Two expert reports published on Friday dismiss a theory that the Royal Navy's HMS Turbulent, or any other submarine, could have got caught up in the trawler's cables and dragged it down.
The families of the men who died on board the Bugaled Breizh have long suspected that a submarine was responsible for the unexplained January 15, 2004 sinking off Lizard Point in the English Channel.
Traces of titanium found on the cables after the trawler was salvaged fuelled their suspicions and sustained a legal probe that continued despite the French Marine Accident Bureau concluding in 2007 that the sinking was most likely caused by a cable snagging on the sea floor.

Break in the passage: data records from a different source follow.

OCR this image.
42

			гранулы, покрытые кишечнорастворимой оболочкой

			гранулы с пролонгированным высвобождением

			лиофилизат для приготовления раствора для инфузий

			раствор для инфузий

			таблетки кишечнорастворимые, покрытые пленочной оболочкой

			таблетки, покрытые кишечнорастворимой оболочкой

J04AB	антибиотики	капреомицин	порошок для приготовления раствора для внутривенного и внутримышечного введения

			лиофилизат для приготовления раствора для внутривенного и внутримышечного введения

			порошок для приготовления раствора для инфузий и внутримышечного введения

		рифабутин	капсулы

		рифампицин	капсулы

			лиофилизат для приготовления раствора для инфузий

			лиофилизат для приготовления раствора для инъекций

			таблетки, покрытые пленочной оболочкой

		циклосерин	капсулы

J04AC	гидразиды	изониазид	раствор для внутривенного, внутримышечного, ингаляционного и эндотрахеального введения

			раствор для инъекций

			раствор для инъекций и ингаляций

The families suspected that the titanium could have come from the paintwork of a submarine.
That theory was dismissed however in the forensic report commissioned by the Nantes prosecutor.
"It concluded that the miniscule traces of titanium found on the cables of the Bugaled were not indicative of the involvement of a submarine," the prosecutor, Brigitte Lamy, said in a statement.
A second report, carried out by a naval expert who was specifically asked to look into the Turbulent's movements, found that the British sub was definitely in port on the day of the sinking, the prosecutor said.